18 February 2007
Seven tracks for almost nineteen minutes, and the result are even more minimalist than on their debut ep. Malte Jantzen and Saskia Waldeck mix their voice for delicate shy and whispered harmonies. They use soft acoustic guitar and some sparse bass, keyboard and harmonica notes.
It’s not an easy record or the kind of songwriting you can listen to with a low or distracted attention. Except for two songs with brilliant soft melodies, all the tracks are mostly contemplative meanderings of vaporous foggy hoarfrost melancholy. Songs for Sunday Parlours is less about folk melodies and more about ambiences, these winter Sundays mornings spent all alone, in a still, melancholic and wondering mood.

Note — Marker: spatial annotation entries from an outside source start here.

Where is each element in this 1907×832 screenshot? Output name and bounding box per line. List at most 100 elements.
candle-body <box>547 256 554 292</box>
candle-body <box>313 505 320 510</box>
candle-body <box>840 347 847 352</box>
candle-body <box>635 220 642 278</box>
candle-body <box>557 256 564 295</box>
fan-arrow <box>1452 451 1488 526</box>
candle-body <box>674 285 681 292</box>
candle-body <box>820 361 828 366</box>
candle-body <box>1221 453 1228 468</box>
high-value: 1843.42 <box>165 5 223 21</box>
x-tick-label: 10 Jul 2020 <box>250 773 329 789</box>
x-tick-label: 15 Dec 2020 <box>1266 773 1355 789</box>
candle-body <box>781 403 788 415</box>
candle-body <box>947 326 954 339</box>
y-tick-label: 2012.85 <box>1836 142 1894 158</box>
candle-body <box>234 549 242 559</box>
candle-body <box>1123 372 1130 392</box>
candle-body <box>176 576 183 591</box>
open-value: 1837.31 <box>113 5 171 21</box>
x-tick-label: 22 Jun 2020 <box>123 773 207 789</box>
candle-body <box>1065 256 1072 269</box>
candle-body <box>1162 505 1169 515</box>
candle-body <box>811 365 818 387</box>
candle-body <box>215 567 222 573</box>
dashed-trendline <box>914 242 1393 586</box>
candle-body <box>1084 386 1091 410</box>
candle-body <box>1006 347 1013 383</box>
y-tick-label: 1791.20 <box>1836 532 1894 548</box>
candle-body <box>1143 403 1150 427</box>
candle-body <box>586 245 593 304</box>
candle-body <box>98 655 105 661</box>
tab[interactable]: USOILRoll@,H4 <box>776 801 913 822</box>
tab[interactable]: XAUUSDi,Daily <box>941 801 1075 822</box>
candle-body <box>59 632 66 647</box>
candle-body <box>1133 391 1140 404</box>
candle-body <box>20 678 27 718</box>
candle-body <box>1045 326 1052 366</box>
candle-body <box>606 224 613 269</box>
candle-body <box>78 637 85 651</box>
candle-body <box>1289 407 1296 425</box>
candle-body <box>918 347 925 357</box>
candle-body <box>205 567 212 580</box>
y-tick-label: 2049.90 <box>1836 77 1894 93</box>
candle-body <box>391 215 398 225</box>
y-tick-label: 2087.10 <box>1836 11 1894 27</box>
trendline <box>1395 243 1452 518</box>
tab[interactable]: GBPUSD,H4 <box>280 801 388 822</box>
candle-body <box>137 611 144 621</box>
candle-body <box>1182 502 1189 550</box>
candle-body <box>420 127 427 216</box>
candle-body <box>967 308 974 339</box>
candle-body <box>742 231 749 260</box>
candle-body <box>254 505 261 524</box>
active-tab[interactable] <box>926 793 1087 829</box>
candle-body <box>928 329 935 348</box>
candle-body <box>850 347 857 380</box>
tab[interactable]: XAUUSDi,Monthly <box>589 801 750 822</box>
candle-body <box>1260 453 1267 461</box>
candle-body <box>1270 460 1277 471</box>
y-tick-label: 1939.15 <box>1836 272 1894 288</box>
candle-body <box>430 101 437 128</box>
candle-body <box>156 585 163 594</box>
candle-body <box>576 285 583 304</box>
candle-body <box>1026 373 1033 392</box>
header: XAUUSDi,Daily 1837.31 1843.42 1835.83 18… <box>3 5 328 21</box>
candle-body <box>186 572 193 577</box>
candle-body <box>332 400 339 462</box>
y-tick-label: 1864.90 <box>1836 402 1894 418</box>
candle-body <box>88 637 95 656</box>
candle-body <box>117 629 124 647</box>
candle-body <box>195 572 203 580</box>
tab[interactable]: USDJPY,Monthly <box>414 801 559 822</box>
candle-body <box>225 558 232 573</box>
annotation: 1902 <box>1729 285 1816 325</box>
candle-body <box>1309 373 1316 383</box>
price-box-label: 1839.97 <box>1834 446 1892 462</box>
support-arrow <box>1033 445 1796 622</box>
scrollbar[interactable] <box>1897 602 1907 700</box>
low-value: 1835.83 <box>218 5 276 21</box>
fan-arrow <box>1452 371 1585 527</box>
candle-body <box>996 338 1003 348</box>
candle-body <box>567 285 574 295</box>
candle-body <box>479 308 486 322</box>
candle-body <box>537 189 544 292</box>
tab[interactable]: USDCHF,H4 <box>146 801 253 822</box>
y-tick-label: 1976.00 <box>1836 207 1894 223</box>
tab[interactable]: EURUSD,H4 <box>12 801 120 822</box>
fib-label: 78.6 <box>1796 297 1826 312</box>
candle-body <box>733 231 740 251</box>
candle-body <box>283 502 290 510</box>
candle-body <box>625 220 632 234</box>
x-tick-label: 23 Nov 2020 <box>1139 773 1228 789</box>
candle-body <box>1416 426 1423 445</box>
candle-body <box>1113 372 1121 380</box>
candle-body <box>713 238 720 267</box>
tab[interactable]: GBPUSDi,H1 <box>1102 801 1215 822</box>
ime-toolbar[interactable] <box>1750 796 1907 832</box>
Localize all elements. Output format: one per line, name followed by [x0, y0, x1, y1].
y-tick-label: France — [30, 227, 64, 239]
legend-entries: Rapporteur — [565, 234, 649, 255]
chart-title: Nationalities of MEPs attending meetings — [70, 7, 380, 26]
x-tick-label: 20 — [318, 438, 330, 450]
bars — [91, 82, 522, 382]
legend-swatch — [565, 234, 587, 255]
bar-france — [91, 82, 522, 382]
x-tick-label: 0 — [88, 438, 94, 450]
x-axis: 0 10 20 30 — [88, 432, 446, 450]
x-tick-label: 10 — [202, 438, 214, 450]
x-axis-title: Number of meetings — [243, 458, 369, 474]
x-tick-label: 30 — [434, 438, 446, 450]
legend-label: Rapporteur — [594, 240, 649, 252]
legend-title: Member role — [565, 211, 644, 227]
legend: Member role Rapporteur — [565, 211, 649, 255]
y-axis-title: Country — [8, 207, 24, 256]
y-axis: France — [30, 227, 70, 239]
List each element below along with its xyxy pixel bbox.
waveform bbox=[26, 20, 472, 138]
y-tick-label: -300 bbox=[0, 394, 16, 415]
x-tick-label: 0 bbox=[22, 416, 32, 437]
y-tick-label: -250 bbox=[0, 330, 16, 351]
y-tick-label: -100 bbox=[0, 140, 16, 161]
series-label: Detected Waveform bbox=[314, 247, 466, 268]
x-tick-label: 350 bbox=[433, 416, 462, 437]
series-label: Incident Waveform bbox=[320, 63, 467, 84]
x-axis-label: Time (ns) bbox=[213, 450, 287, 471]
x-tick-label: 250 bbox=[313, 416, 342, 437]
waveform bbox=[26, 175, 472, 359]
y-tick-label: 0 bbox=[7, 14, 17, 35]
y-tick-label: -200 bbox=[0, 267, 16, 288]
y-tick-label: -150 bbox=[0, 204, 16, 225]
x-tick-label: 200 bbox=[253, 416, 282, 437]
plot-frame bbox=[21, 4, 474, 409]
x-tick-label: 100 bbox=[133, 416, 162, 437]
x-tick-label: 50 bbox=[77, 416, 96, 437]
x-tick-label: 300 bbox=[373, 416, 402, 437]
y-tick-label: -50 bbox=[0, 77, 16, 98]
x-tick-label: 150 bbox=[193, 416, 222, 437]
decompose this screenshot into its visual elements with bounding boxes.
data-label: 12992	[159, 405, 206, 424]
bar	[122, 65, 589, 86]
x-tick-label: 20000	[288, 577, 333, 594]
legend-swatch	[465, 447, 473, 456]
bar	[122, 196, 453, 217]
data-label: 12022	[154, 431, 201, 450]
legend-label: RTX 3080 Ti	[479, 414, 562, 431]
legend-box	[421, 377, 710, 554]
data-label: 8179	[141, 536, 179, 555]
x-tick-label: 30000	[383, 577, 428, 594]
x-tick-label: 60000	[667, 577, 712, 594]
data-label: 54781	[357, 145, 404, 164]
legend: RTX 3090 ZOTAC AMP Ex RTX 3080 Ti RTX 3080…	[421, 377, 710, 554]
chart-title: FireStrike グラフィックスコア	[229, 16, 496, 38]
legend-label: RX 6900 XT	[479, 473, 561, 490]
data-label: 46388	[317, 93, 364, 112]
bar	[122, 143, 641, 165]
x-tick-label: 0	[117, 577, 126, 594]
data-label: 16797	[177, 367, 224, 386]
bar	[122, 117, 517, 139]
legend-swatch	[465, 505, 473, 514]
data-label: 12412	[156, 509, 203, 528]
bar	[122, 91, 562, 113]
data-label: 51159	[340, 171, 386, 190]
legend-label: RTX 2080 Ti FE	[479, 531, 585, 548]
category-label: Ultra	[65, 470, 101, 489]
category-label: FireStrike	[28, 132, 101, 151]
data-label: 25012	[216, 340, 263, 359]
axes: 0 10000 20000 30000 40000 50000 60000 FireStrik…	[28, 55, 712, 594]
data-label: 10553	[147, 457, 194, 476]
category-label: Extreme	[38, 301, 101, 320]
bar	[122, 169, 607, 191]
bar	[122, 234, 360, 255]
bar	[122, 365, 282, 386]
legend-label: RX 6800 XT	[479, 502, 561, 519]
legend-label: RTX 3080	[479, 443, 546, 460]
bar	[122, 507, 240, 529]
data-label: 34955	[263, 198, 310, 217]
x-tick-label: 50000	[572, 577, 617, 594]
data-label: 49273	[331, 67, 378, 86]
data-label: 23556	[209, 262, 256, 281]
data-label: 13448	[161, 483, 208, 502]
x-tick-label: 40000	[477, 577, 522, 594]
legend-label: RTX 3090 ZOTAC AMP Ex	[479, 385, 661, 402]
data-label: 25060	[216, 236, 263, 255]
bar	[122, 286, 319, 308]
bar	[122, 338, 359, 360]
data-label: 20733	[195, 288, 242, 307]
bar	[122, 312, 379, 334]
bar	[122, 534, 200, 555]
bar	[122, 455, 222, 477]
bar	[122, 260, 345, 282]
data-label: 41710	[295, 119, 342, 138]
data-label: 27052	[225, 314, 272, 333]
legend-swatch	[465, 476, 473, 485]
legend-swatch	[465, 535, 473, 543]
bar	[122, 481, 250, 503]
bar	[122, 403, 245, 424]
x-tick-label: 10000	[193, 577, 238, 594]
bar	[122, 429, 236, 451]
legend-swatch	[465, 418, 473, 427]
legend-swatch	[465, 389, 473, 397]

The frosted acoustic guitar notes of “Chapter one: the matching face” pictures wintry countryside landscapes covered with snow, with floating monochromatic ambiences of indecision.
Malte and Saskia sing together on the drowsy “The Cold”, waking up slowly with pale sun rays finding their way through the curtains.
The best song of the ep is certainly “Dear Annabelle”, a sensitive and sentimental delicate love song where emotions are vivid, moving and dreamy, perfect for daydreaming. “Chapter two: there's nothing but emptiness when you leave” is a pensive instrumental like when you’re lost in your doubts.
“Passenger Seat” is the second more direct song of the ep, though quite slow and intimate, with harmonica and both voices singing to each other conjointly. There is something from the beauty and preciousness of the Secret Stars and Ida in it. “The arrival or the story of the sailors wife” is a mournful and depressive song, that probably could have been developed much more. The ep then ends with a last instrumental, “chapter three: will it always be like this? will this take forever?”.
It is a nice second ep for Songs for Sunday Parlours but globally it seems shorter than their debut ep, the approach is more ethereal and translucent here, it will be interesting to discover where they will go from here now.